The Liquid Archive 15

The Liquid Archive

This is a painting from 1844 of a church that was constructed in 1720. This is Saint Rita’s – remember I said we would come back to this church, the Black church that’s not a Black Brotherhood church. So in this church there was a form of segregation, for example, the whites were buried inside the church, as was customary at the time. However, records show that there was a Black cemetery in front of the church that was operational from 1722-1769. We’re not sure, but it seems to have been an open pit; a mass grave that bodies were thrown into. And you can see that by 1844, there is no sign of the cemetery. But we can still see the church and the fountain.

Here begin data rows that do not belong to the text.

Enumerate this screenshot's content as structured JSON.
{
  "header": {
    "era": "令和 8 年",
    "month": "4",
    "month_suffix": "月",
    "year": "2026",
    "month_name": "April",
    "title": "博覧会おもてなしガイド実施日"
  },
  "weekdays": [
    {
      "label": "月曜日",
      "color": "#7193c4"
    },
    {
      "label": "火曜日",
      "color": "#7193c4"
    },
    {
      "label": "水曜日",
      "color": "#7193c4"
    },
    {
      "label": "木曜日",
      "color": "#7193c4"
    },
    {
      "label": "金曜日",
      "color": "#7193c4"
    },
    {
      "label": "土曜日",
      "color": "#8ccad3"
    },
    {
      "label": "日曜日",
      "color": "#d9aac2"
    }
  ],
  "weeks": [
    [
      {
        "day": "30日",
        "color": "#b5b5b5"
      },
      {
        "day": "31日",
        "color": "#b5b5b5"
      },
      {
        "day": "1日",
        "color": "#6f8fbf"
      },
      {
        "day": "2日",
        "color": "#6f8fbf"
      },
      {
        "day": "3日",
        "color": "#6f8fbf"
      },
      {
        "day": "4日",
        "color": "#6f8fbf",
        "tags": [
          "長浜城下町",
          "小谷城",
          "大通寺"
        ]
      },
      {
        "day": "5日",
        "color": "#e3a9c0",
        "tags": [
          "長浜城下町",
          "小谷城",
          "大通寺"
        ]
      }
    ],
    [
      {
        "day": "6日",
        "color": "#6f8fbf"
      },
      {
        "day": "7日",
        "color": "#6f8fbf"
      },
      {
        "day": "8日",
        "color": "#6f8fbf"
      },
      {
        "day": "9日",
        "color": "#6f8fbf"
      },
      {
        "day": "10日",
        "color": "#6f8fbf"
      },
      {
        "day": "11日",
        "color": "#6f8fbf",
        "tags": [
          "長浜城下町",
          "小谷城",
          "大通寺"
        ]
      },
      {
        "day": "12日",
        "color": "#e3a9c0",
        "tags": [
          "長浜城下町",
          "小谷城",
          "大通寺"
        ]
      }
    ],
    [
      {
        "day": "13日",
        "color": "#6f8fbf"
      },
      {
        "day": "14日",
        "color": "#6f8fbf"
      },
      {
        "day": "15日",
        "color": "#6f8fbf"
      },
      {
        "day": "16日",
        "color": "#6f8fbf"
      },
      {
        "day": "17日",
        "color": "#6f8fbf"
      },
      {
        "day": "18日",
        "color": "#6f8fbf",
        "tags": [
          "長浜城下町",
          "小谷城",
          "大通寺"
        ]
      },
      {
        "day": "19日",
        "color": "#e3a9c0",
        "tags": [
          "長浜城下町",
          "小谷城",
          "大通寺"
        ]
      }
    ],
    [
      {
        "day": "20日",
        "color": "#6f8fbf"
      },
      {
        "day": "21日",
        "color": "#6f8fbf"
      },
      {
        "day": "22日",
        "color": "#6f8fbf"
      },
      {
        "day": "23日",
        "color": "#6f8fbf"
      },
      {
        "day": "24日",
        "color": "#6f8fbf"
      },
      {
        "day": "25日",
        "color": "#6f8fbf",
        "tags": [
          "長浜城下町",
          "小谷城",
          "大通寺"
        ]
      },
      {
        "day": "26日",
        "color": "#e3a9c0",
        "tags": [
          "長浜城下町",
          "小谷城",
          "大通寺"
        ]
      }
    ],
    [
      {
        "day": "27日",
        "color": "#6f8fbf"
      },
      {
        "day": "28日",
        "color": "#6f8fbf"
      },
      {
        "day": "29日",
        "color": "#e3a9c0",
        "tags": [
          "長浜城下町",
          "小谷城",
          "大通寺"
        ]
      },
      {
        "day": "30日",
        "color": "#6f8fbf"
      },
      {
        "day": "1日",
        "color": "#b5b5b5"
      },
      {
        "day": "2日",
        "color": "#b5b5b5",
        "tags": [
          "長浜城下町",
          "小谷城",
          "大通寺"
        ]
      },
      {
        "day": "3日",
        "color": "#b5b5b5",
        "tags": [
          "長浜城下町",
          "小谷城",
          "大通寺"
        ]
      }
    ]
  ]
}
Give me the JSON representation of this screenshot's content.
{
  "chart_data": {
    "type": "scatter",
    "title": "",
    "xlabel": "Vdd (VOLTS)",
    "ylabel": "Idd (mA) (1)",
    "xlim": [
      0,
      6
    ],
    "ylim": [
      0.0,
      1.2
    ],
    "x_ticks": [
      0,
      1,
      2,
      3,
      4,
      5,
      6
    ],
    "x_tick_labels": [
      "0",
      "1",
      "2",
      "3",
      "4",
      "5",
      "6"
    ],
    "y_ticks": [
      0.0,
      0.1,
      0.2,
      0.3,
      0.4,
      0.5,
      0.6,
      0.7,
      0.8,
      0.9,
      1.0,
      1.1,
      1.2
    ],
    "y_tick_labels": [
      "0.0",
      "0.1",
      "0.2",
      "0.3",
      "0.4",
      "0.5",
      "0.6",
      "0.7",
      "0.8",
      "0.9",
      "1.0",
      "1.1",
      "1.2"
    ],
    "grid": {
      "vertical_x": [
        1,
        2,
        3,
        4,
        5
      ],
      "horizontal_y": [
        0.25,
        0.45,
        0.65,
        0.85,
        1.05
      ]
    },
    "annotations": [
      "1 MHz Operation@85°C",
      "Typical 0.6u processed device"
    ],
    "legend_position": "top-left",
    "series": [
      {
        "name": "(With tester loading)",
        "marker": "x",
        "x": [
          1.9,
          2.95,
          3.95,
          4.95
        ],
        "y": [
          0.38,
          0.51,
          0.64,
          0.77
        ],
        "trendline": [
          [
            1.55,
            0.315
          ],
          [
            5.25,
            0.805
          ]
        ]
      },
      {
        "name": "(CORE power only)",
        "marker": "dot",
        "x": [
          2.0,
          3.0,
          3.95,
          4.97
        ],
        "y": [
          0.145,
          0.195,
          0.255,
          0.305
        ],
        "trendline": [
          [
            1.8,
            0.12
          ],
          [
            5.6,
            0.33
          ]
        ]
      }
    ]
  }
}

Notice the people at the fountain in the yellow circle on the far left; a group of musicians on the far fight; and this looks like a family in the center-right circle, a mother with some children who appear to be rather well-dressed; and then a group sitting down over here in the center-left circle – not clear what they are doing. And it’s plain to see that there is no presence of any officials of the church or the state. No soldiers. No police. We can understand this as a Black territory in the sense of the work of the Black Radical Geographer, Milton Santos, that these territories can be defined through the presence and the use of these urban spaces by Black people.

The fountain clearly marks the location of the water. But let’s take a different look at the church. The church literally houses flame, through the ritual of lighting candles. The flame is inside the church. The bell tower, the steeple, is a strong vertical pointing to the sky. And we have a cross here, but it’s been disaggregated from the circle, the clock – where time now flows “backwards” in relation to the life cycle flow of our Mbundu cosmogram. We can locate this as an urban space in the colonial sense: church, cemetery fountain, but I would argue that we have a Black urban territory, a social space at the meeting of fire and water.